Quem acompanha os vôos dessa Ave pela Blogsfera sabe o quanto a história de Etienne me marcou ainda menina. Não conseguia conceber que em meio a um bairro pacato dessa cidade, nos porões de uma casa, se cometiam tantas atrocidades. Hoje soube da decisão do Juiz pelo post de Damous. Sim, a morte e a morte de Etienne. Vergonhoso! Revoltante ler os fundamentos que levaram a essa decisão. Recebi de um amigo a nota de repúdio da Comissão da Verdade de Petrópolis, publicada no dia 10 de Março que replico aqui.

NOTA DE REPÚDIO

NO DIA INTERNACIONAL DAS MULHERES, INÊS ETIENNE ROMEU TEM SUA MEMÓRIA VIOLADA

A Comissão Municipal da Verdade de Petrópolis vem a público repudiar a decisão tomada no dia 08 de março pelo Juiz Alcir Luiz Lopes Coelho, Titular da 1ª Vara da Justiça Federal de Petrópolis, de rejeitar a denúncia por sequestro e estupro, oferecida pelo Ministério Público Federal, contra Antônio Waneir Pinheiro de Lima, o Camarão, antigo caseiro da chamada Casa da Morte.

Parte da decisão é baseada na convicção do Juiz de que Inês Etienne Romeu era uma subversiva e não uma das mulheres revolucionárias que lutaram contra a Ditadura Militar no Brasil. A decisão de indeferir tal denúncia, acaba por tratar Inês não como vítima dos crimes cometidos pelos agentes da repressão – onde se inclui Camarão – e sim criminalizar, mais uma vez, aqueles que se colocaram contra as violências cometidas pelas Forças Armadas naquele período.

A Comissão ainda reitera que a Casa da Morte – onde Inês denunciou Camarão de ter sido por ele estuprada como uma das práticas de tortura que lhe foram infligidas – fora um dos mais sórdidos centros clandestinos mantidos pela repressão e seus agentes. Compreendemos a tortura como um crime imprescritível, conforme os indicativos da própria Corte Interamericana de Direitos Humanos, representando delito de lesa-humanidade. 

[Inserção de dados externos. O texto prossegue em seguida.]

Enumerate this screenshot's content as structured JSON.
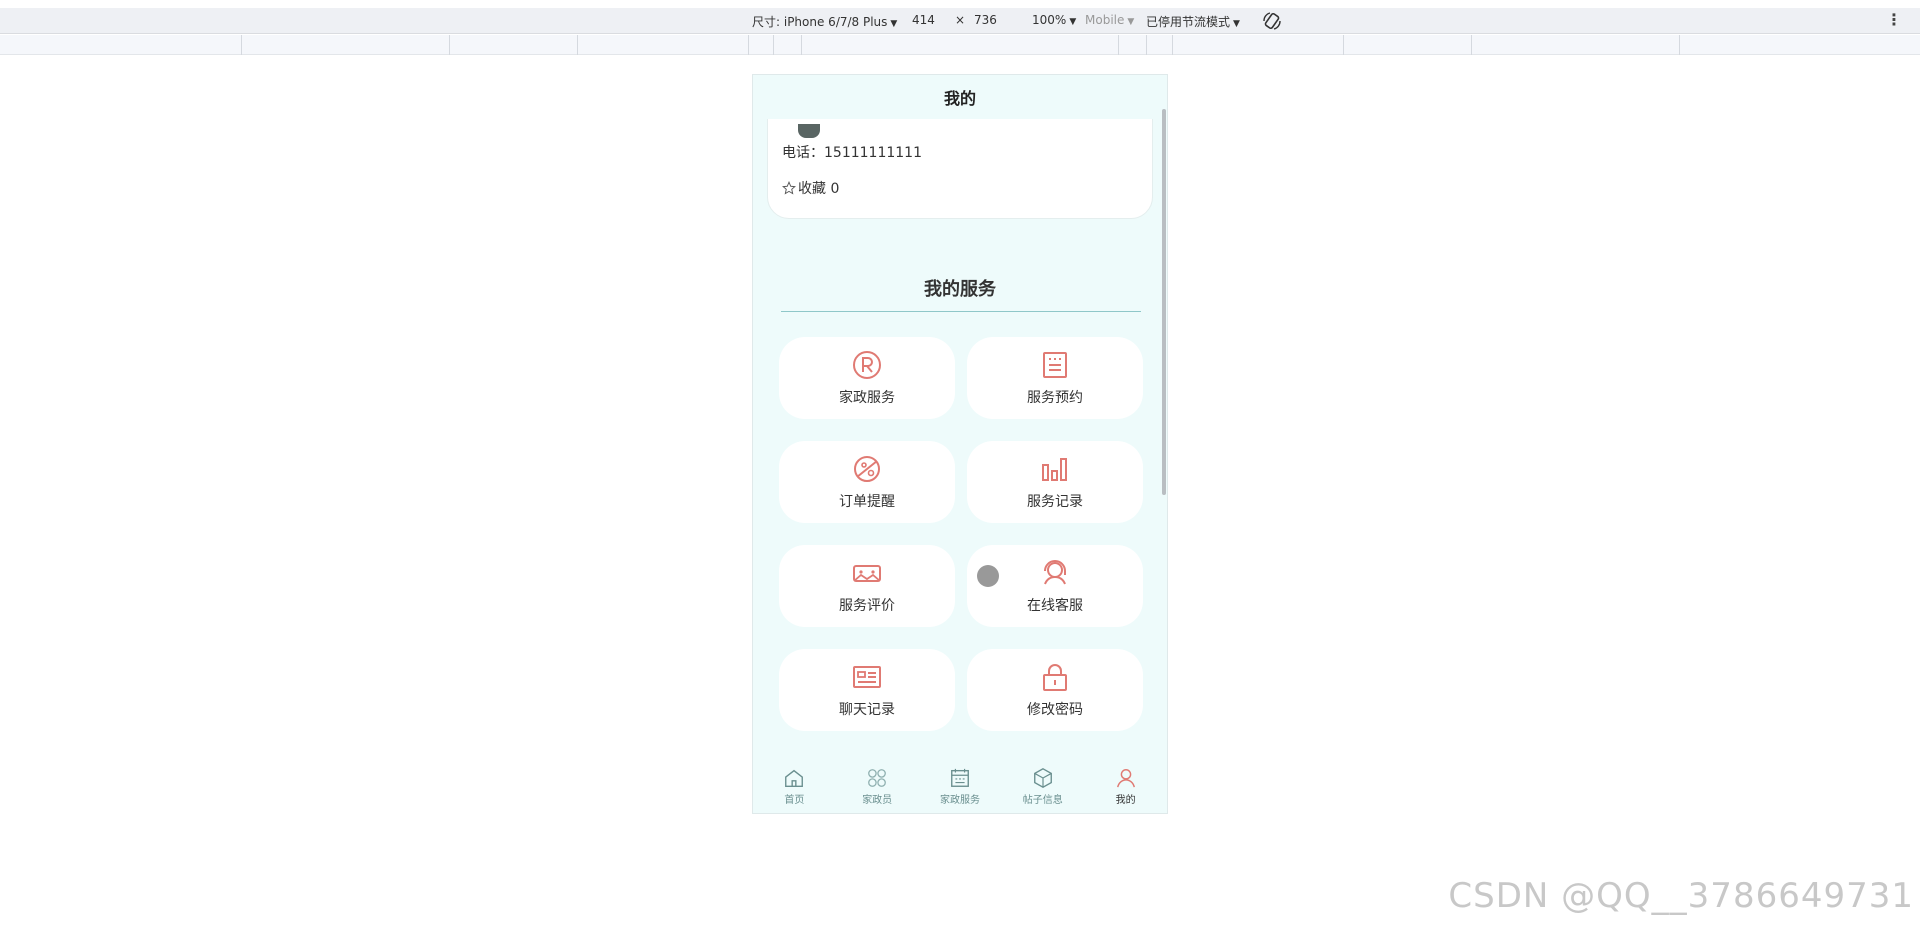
{
  "devtools": {
    "device_label": "尺寸: iPhone 6/7/8 Plus",
    "width": "414",
    "times": "×",
    "height": "736",
    "zoom": "100%",
    "mode": "Mobile",
    "throttle": "已停用节流模式"
  },
  "page": {
    "title": "我的",
    "profile": {
      "phone_label": "电话：15111111111",
      "favorites_label": "收藏 0"
    },
    "services_title": "我的服务",
    "services": [
      {
        "label": "家政服务",
        "icon": "registered-icon"
      },
      {
        "label": "服务预约",
        "icon": "list-document-icon"
      },
      {
        "label": "订单提醒",
        "icon": "planet-icon"
      },
      {
        "label": "服务记录",
        "icon": "bar-chart-icon"
      },
      {
        "label": "服务评价",
        "icon": "vr-glasses-icon"
      },
      {
        "label": "在线客服",
        "icon": "headset-icon"
      },
      {
        "label": "聊天记录",
        "icon": "id-card-icon"
      },
      {
        "label": "修改密码",
        "icon": "lock-icon"
      }
    ],
    "tabs": [
      {
        "label": "首页",
        "icon": "home-icon"
      },
      {
        "label": "家政员",
        "icon": "grid-circles-icon"
      },
      {
        "label": "家政服务",
        "icon": "calendar-icon"
      },
      {
        "label": "帖子信息",
        "icon": "cube-icon"
      },
      {
        "label": "我的",
        "icon": "user-icon"
      }
    ]
  },
  "colors": {
    "accent": "#e07a73",
    "background": "#eefbfb",
    "divider": "#8fc7c9"
  },
  "watermark": "CSDN @QQ__3786649731"
}
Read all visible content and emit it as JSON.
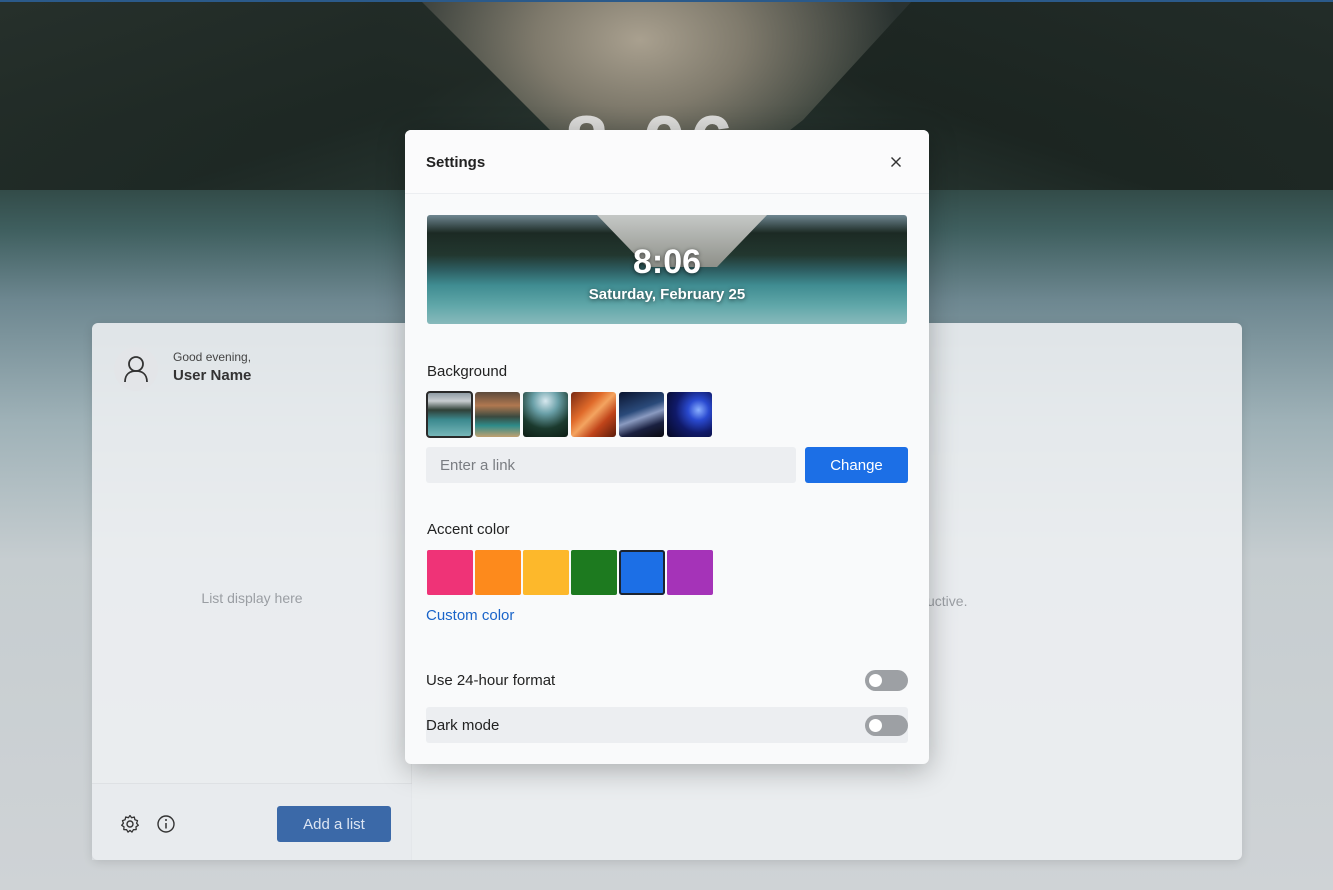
{
  "background": {
    "clock_text": "8:06"
  },
  "app": {
    "greeting": "Good evening,",
    "user_name": "User Name",
    "list_placeholder": "List display here",
    "main_hint": "uctive.",
    "add_list_label": "Add a list",
    "footer_icons": [
      "gear-icon",
      "info-icon"
    ]
  },
  "settings": {
    "title": "Settings",
    "preview": {
      "time": "8:06",
      "date": "Saturday, February 25"
    },
    "background": {
      "label": "Background",
      "thumbnails": [
        "lake-mountains",
        "mountain-sunset",
        "forest-lake",
        "red-canyon",
        "night-sky",
        "space-planet"
      ],
      "selected_index": 0,
      "link_placeholder": "Enter a link",
      "change_label": "Change"
    },
    "accent": {
      "label": "Accent color",
      "colors": [
        "#ef3377",
        "#fd8a1c",
        "#fdb82b",
        "#1d7a1f",
        "#1c6fe6",
        "#a533b8"
      ],
      "selected_index": 4,
      "custom_label": "Custom color"
    },
    "toggles": [
      {
        "label": "Use 24-hour format",
        "on": false
      },
      {
        "label": "Dark mode",
        "on": false
      }
    ]
  }
}
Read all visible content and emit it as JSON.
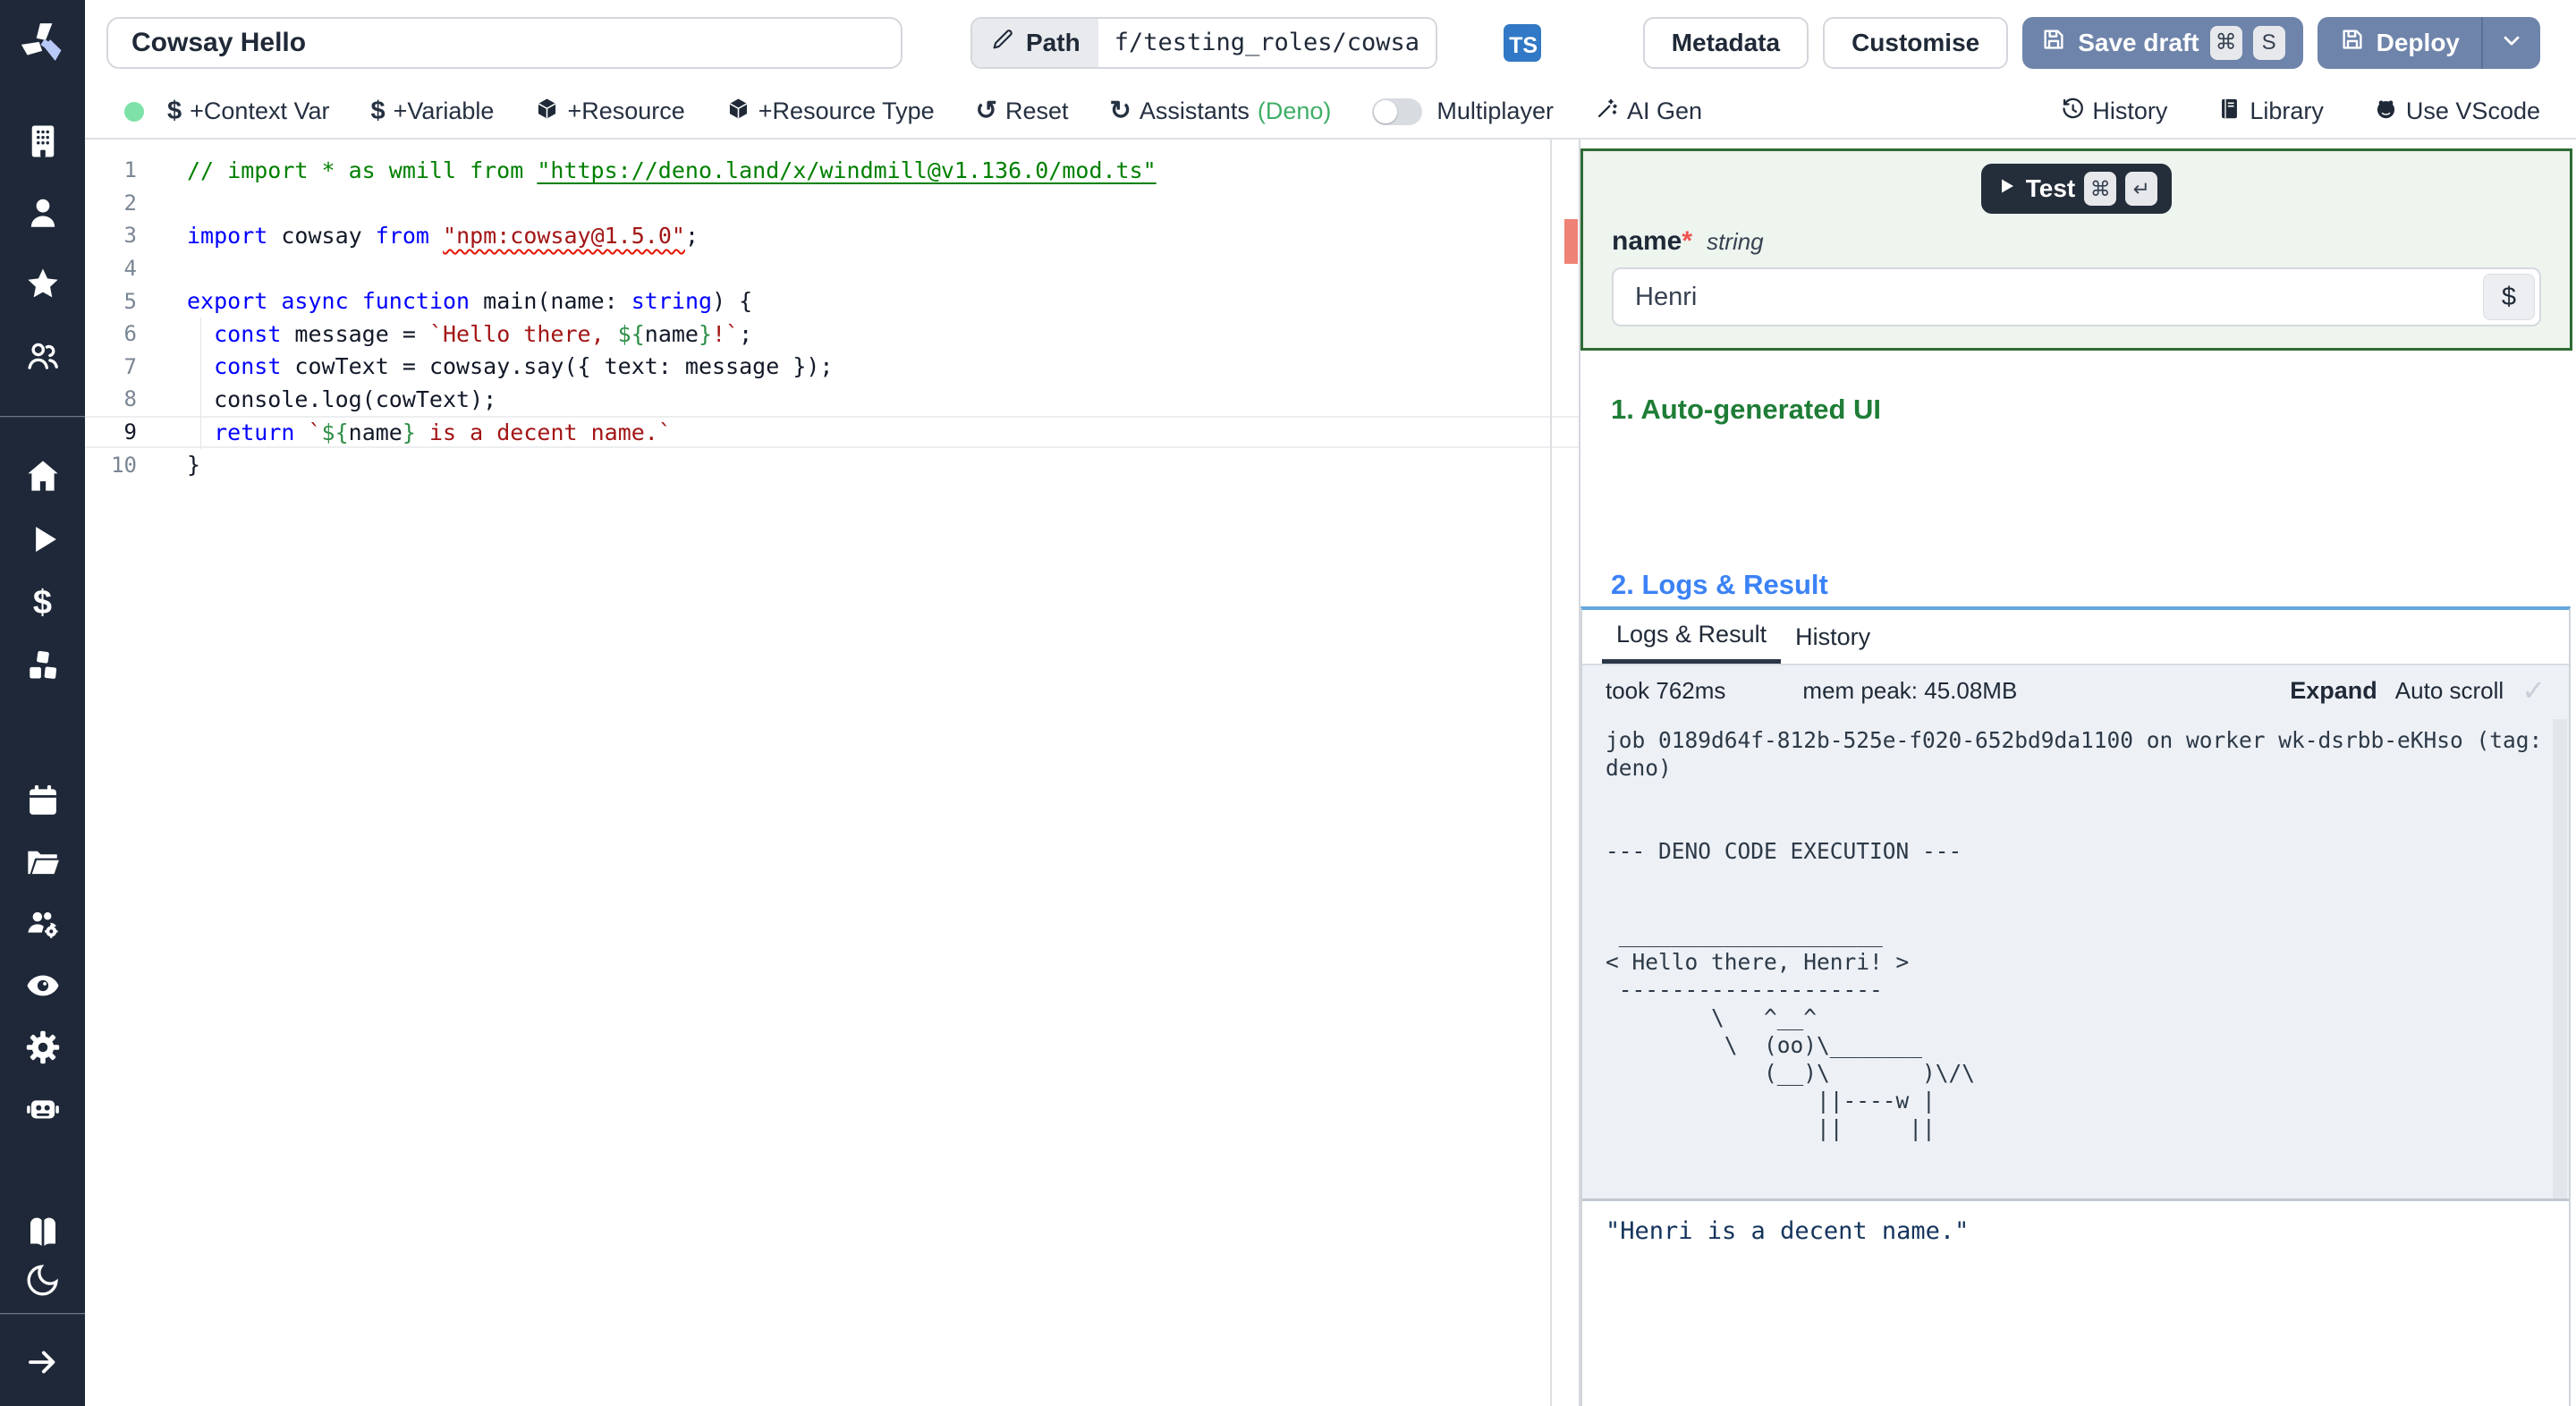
{
  "topbar": {
    "title_value": "Cowsay Hello",
    "path_label": "Path",
    "path_value": "f/testing_roles/cowsa",
    "lang_badge": "TS",
    "metadata_label": "Metadata",
    "customise_label": "Customise",
    "save_draft_label": "Save draft",
    "deploy_label": "Deploy"
  },
  "toolbar": {
    "context_var_label": "+Context Var",
    "variable_label": "+Variable",
    "resource_label": "+Resource",
    "resource_type_label": "+Resource Type",
    "reset_label": "Reset",
    "assistants_label": "Assistants",
    "assistants_lang": "(Deno)",
    "multiplayer_label": "Multiplayer",
    "ai_gen_label": "AI Gen",
    "history_label": "History",
    "library_label": "Library",
    "use_vscode_label": "Use VScode"
  },
  "icons": {
    "dollar": "$",
    "reset": "↺",
    "assistants": "↻",
    "cmd": "⌘",
    "enter": "↵",
    "check": "✓"
  },
  "editor": {
    "active_line": 9,
    "lines": [
      {
        "n": 1,
        "tokens": [
          [
            "c",
            "// import * as wmill from "
          ],
          [
            "cl",
            "\"https://deno.land/x/windmill@v1.136.0/mod.ts\""
          ]
        ]
      },
      {
        "n": 2,
        "tokens": []
      },
      {
        "n": 3,
        "tokens": [
          [
            "k",
            "import"
          ],
          [
            "p",
            " cowsay "
          ],
          [
            "k",
            "from"
          ],
          [
            "p",
            " "
          ],
          [
            "se",
            "\"npm:cowsay@1.5.0\""
          ],
          [
            "p",
            ";"
          ]
        ]
      },
      {
        "n": 4,
        "tokens": []
      },
      {
        "n": 5,
        "tokens": [
          [
            "k",
            "export"
          ],
          [
            "p",
            " "
          ],
          [
            "k",
            "async"
          ],
          [
            "p",
            " "
          ],
          [
            "k",
            "function"
          ],
          [
            "p",
            " main(name: "
          ],
          [
            "k",
            "string"
          ],
          [
            "p",
            ") {"
          ]
        ]
      },
      {
        "n": 6,
        "tokens": [
          [
            "p",
            "  "
          ],
          [
            "k",
            "const"
          ],
          [
            "p",
            " message = "
          ],
          [
            "s",
            "`Hello there, "
          ],
          [
            "g",
            "${"
          ],
          [
            "p",
            "name"
          ],
          [
            "g",
            "}"
          ],
          [
            "s",
            "!`"
          ],
          [
            "p",
            ";"
          ]
        ]
      },
      {
        "n": 7,
        "tokens": [
          [
            "p",
            "  "
          ],
          [
            "k",
            "const"
          ],
          [
            "p",
            " cowText = cowsay.say({ text: message });"
          ]
        ]
      },
      {
        "n": 8,
        "tokens": [
          [
            "p",
            "  console.log(cowText);"
          ]
        ]
      },
      {
        "n": 9,
        "tokens": [
          [
            "p",
            "  "
          ],
          [
            "k",
            "return"
          ],
          [
            "p",
            " "
          ],
          [
            "s",
            "`"
          ],
          [
            "g",
            "${"
          ],
          [
            "p",
            "name"
          ],
          [
            "g",
            "}"
          ],
          [
            "s",
            " is a decent name.`"
          ]
        ]
      },
      {
        "n": 10,
        "tokens": [
          [
            "p",
            "}"
          ]
        ]
      }
    ]
  },
  "panel": {
    "test_label": "Test",
    "field": {
      "name": "name",
      "required_mark": "*",
      "type": "string",
      "value": "Henri",
      "dollar_button": "$"
    },
    "section1_heading": "1. Auto-generated UI",
    "section2_heading": "2. Logs & Result",
    "tabs": {
      "logs_result": "Logs & Result",
      "history": "History"
    },
    "took": "took 762ms",
    "mem_peak": "mem peak: 45.08MB",
    "expand_label": "Expand",
    "autoscroll_label": "Auto scroll",
    "log_text": "job 0189d64f-812b-525e-f020-652bd9da1100 on worker wk-dsrbb-eKHso (tag: deno)\n\n\n--- DENO CODE EXECUTION ---\n\n\n ____________________\n< Hello there, Henri! >\n --------------------\n        \\   ^__^\n         \\  (oo)\\_______\n            (__)\\       )\\/\\\n                ||----w |\n                ||     ||",
    "result_text": "\"Henri is a decent name.\""
  },
  "colors": {
    "sidebar_bg": "#1e2838",
    "ts_badge": "#3178c6",
    "primary_button": "#6e84aa",
    "deno_green": "#3fae68",
    "status_dot_green": "#7ee2a8",
    "form_border_green": "#2e6b33",
    "form_bg": "#eef4ee",
    "heading_green": "#1e7d36",
    "heading_blue": "#3b82f6",
    "logs_bg": "#edf0f5",
    "error_marker": "#ef8276",
    "tab_panel_top_border": "#64a6dd"
  }
}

Rejeitar esta denúncia, com bases fundadas em uma justiça de reconciliação, indica, além do distanciamento da história com a memória daqueles que enfrentaram os anos de chumbo, a impossibilidade da sociedade entender que a violência contra a mulher fora repugnantemente praticada pelos agentes da repressão.

Assim, repudiamos veementemente a decisão do Juiz e consideramos que a luta e memória de todos, especialmente das mulheres que tombaram ou lutaram por toda uma vida, seja eternamente lembrada e nunca criminalizada.

Inês Etienne Romeu e todas as mulheres que viveram uma vida de luta, presentes! Agora e Sempre!